Dating Game – Frank McNally on writers getting their datelines crossed, from Joyce to Elmore Leonard

 Elmore Leonard: a great writer in his own way, a way not usually compared with Joyce’s, although they had some things in common. Photograph: Paul Sancya/AP

Elmore Leonard: a great writer in his own way, a way not usually compared with Joyce’s, although they had some things in common. Photograph: Paul Sancya/AP

 

On Twitter recently, with another Bloomsday approaching, I found myself drawn into a Twitter debate about whether James Joyce made a real or feigned mistake in Ulysses when he had one of his characters get the date of the Phoenix Park murders wrong.

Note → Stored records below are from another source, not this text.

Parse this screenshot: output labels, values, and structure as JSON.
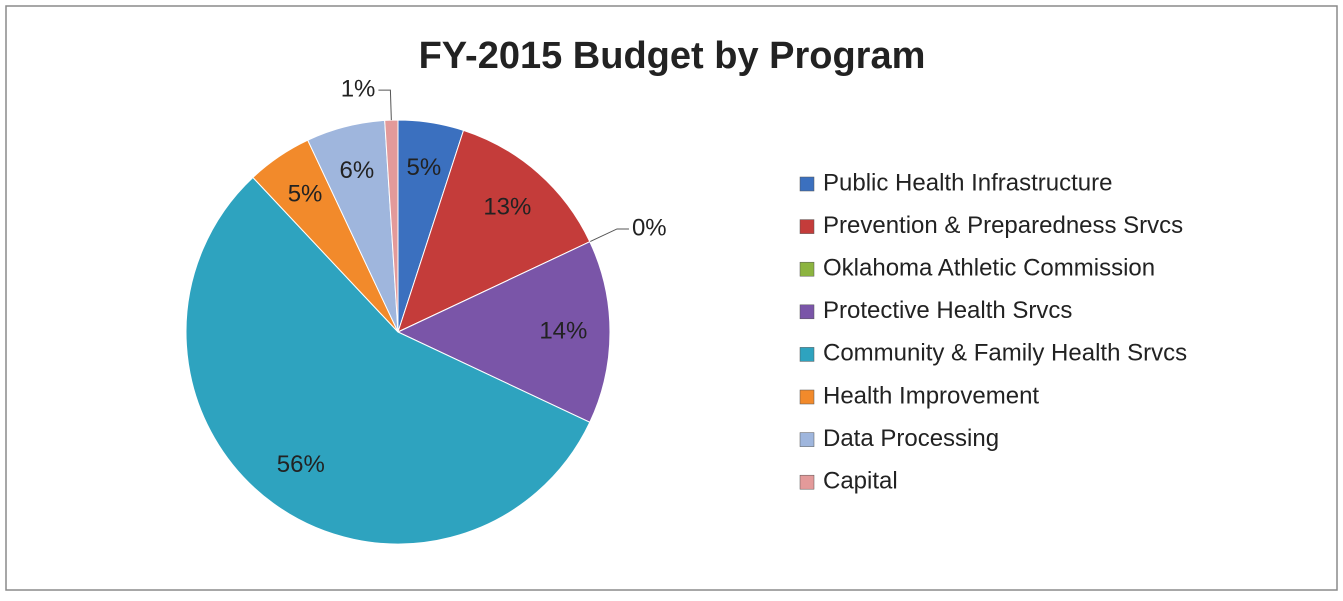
{
  "chart_data": {
    "type": "pie",
    "title": "FY-2015 Budget by Program",
    "categories": [
      "Public Health Infrastructure",
      "Prevention & Preparedness Srvcs",
      "Oklahoma Athletic Commission",
      "Protective Health Srvcs",
      "Community & Family Health Srvcs",
      "Health Improvement",
      "Data Processing",
      "Capital"
    ],
    "values": [
      5,
      13,
      0,
      14,
      56,
      5,
      6,
      1
    ],
    "value_labels": [
      "5%",
      "13%",
      "0%",
      "14%",
      "56%",
      "5%",
      "6%",
      "1%"
    ],
    "colors": [
      "#3b70bf",
      "#c43c3a",
      "#8cb440",
      "#7a55a8",
      "#2ea3bf",
      "#f28a2b",
      "#9fb6dd",
      "#e39a9a"
    ],
    "legend": "right"
  }
}
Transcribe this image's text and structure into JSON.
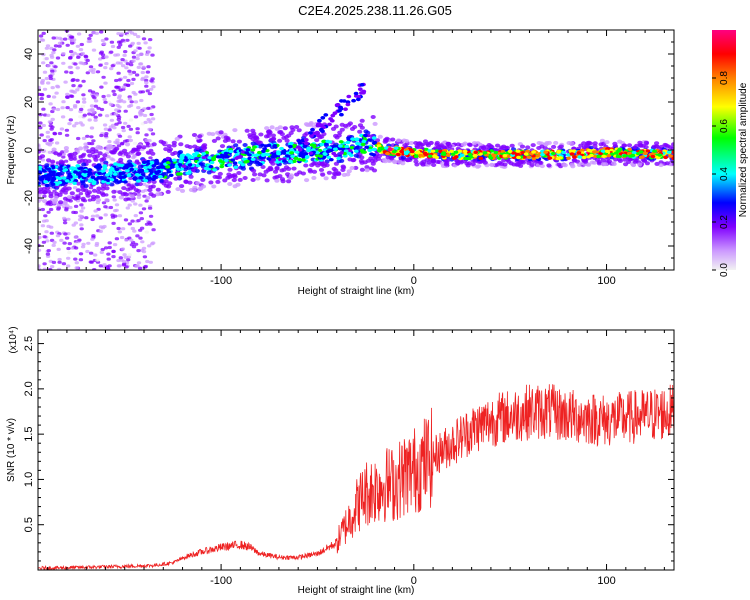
{
  "title": "C2E4.2025.238.11.26.G05",
  "chart_data": [
    {
      "type": "heatmap",
      "title": "C2E4.2025.238.11.26.G05",
      "xlabel": "Height of straight line (km)",
      "ylabel": "Frequency (Hz)",
      "xlim": [
        -195,
        135
      ],
      "ylim": [
        -50,
        50
      ],
      "xticks": [
        -100,
        0,
        100
      ],
      "yticks": [
        -40,
        -20,
        0,
        20,
        40
      ],
      "colorbar": {
        "label": "Normalized spectral amplitude",
        "range": [
          0,
          1
        ],
        "ticks": [
          "0.0",
          "0.2",
          "0.4",
          "0.6",
          "0.8"
        ],
        "colors": [
          "#f2f2f2",
          "#cc99ff",
          "#8000ff",
          "#0000ff",
          "#00ffff",
          "#00ff00",
          "#ffff00",
          "#ff8000",
          "#ff0000",
          "#ff0080"
        ]
      },
      "ridge": {
        "x": [
          -195,
          -160,
          -140,
          -120,
          -100,
          -80,
          -60,
          -40,
          -25,
          -15,
          0,
          20,
          50,
          80,
          100,
          135
        ],
        "freq": [
          -11,
          -10,
          -9,
          -6,
          -4,
          -2,
          -1,
          0,
          3,
          0,
          -1,
          -2,
          -2,
          -2,
          -1,
          -2
        ]
      }
    },
    {
      "type": "line",
      "xlabel": "Height of straight line (km)",
      "ylabel": "SNR (10 * v/v)",
      "y_scale_label": "(x10⁴)",
      "xlim": [
        -195,
        135
      ],
      "ylim": [
        0,
        2.65
      ],
      "xticks": [
        -100,
        0,
        100
      ],
      "yticks": [
        0.5,
        1.0,
        1.5,
        2.0,
        2.5
      ],
      "ytick_labels": [
        "0.5",
        "1.0",
        "1.5",
        "2.0",
        "2.5"
      ],
      "series": [
        {
          "name": "SNR",
          "color": "#ee2222",
          "x": [
            -195,
            -170,
            -150,
            -135,
            -125,
            -118,
            -110,
            -100,
            -90,
            -85,
            -80,
            -70,
            -60,
            -50,
            -40,
            -35,
            -30,
            -25,
            -20,
            -15,
            -10,
            -5,
            0,
            10,
            20,
            30,
            40,
            50,
            60,
            70,
            80,
            90,
            100,
            110,
            120,
            135
          ],
          "y": [
            0.02,
            0.03,
            0.04,
            0.05,
            0.08,
            0.15,
            0.2,
            0.25,
            0.28,
            0.25,
            0.18,
            0.14,
            0.14,
            0.18,
            0.3,
            0.5,
            0.7,
            0.85,
            0.9,
            0.95,
            0.95,
            1.05,
            1.1,
            1.25,
            1.4,
            1.55,
            1.65,
            1.7,
            1.75,
            1.75,
            1.7,
            1.68,
            1.65,
            1.68,
            1.7,
            1.75
          ]
        }
      ]
    }
  ]
}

It occurs during a scene at the offices of the Evening Telegraph and so, shockingly, involves a journalist. Not just any journalist, but the editor, Myles Crawford, who, recalling the epochal events of a generation earlier, suggests they happened “in eightyone, the sixth of May.”

They happened on a sixth of May, all right, but in 1882, as the author surely knew. Joyce was famously meticulous, once writing home to have someone measure the drop from street level to basement at Dublin’s Eccles Street so that the scene where Leopold Bloom gets locked out of his house would be authentic.

He was fussy about dates too, for example publishing Ulysses on his 40th birthday, the auspicious 2/2/22. Speaking of which, as a hint that the unreliable memory was not his, he has Crawford follow up the “eightyone” reference with an aside to Stephen, Joyce’s alter ego: “. . . before you were born, I suppose.”

Anyway, since that Twitter exchange, by chance, I’ve also been reading a rather different kind of book, by the American crime writer Elmore Leonard. I found this while scouring my lockdown-strained bookshelves for something new. Bought from a Hodges Figgis bargain box (only €4.50) years ago, and since forgotten, it’s called The Hot Kid. And as soon as I started it, I was hooked.

Leonard was a great writer in his own way, a way not usually compared with Joyce’s, although they had some things in common. Both were masters of speech, for one thing. Both also knew the rules of English well enough to break all of them when it suited.

Leonard compiled his own list of 10 commandments for writers, one of which made the use of exclamation marks a mortal sin. Somewhat amusingly, this inspired Publishers Weekly to do an online scan of the work of 50 writers, from Dickens to JK Rowling, and rank them. Sure enough, Leonard finished 50th in the league of exclamation mark users. Joyce finished first.

Anyway, the Hot Kid is a typical Leonard thriller, set in 1934, a pivotal year for US law enforcement. It was the heyday of the celebrity bank-robber, an offshoot of the Great Depression. But that in turn had forced a reform whereby bank-robbing became a federal offence, pursued across state lines. For many infamous criminals, 1934 was the year they ran out of luck.

Although The Hot Kid is a work of fiction, centred on the crack-shot US marshal of the title, its period detail includes mention of Pretty Boy Floyd (killed in October 1934) and George “Baby Face” Nelson (killed November). 

Also name-checked are Bonny and Clyde, whose preference for holding up small stores and filling stations reportedly embarrassed the leading gangster of the period, John Dillinger, who said they were giving bank robbers “a bad name”. They died in an ambush of May 1934, but Dillinger didn’t have long to enjoy their retirement. It was his turn in July.  

He was surrounded and gunned while leaving a cinema, which proved a great marketing tool for the film he had just watched. Now everyone else wanted to see Manhattan Melodrama, starring Clark Gable, Myrna Loy, and a young Mickey Rooney.

The film also made history by being Hollywood’s only treatment of one of the world’s great shipping disasters, the sinking of the General Slocum, which cost 1,000 lives, mostly women and children, and yet, certainly compared with the Titanic, is now forgotten.

That point may be underlined, consciously or otherwise, in The Hot Kid. The book’s protagonists see the film too, of course. Afterwards, they criticise its shortcomings. One of which, according to Narcissa, a Creek Indian who lives with the marshal’s father, is infidelity to fact.

“That boat [she says], the big excursion boat catching fire, the two boys become orphans and live together for a while? It was Irish families on the boat in the movie. It was in 1906 and it’s true, it happened in the East River of New York. But it was Germans it happened to, not Irish people. I read about it.”

Narcissa is right. It was Germans. Her date, however, is two years out. Is this a deliberate error by Leonard, humanising the character? I don’t know. But as anyone who has read Ulysses can tell you, the General Slocum sank in 1904, on June 15th, just in time to feature in the newspapers, and the shocked conversations of Dubliners, on the original Bloomsday.